Looking back, we hope our reports have played a role in helping to establish “risk management” as a discipline alongside “strategic planning” and “program evaluation.” We’re optimistic this will happen given that leading technical assistance providers are now incorporating risk management into their work. We also believe that a dose of dour risk management can help improve the state of strategic planning in the sector. Strategic planning is too often not taken seriously because it seems divorced from the past, short on contingencies, and long on magical thinking.

There are certainly a lot of risks out there. The recent stock market wobble won’t help giving. The new tax law has put pressure on state and local budgets yet demand for the traditional work of nonprofits seems likely to grow given the opioid epidemic, continuing inequality, the aging of the population and much needed reforms in criminal justice. In certain areas such as higher education and those parts of human services moving toward value-based payment, we expect a lot of consolidation, restructuring and even failures.  
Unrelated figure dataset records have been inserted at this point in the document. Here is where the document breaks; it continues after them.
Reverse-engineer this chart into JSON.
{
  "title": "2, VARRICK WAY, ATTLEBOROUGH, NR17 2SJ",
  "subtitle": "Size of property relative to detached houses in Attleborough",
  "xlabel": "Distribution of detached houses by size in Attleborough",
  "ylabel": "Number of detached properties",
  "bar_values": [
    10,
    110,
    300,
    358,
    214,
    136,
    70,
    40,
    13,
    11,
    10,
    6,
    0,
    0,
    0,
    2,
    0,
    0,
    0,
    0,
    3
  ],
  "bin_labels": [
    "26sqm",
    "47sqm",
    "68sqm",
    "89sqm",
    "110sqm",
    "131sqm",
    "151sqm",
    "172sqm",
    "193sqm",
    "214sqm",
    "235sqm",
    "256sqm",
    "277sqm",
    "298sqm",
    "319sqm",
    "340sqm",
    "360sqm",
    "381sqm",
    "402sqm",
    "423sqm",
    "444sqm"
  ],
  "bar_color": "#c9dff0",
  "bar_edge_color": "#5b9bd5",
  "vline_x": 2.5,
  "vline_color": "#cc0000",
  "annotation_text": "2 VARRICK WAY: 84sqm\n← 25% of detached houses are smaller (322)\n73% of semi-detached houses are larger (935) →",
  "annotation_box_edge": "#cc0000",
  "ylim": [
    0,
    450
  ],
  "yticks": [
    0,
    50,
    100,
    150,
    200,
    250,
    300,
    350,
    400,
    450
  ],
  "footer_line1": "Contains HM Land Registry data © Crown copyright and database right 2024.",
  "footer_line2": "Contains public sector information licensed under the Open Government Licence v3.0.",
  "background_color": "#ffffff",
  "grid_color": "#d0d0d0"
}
On the other hand, nonprofits committed to outcomes have increasingly inexpensive ways to measure their results. And these data will show what we already know: well-run nonprofits are better able than government or the private sector to deliver the goods. 

John MacIntosh is a partner at SeaChange Capital Partners, which helps nonprofits complete transactions including mergers, acquisitions, joint-ventures, financings, divestments and dissolutions. Dylan Roberts is a partner at Oliver Wyman, a global management consulting firm with more than 4,000 consultants.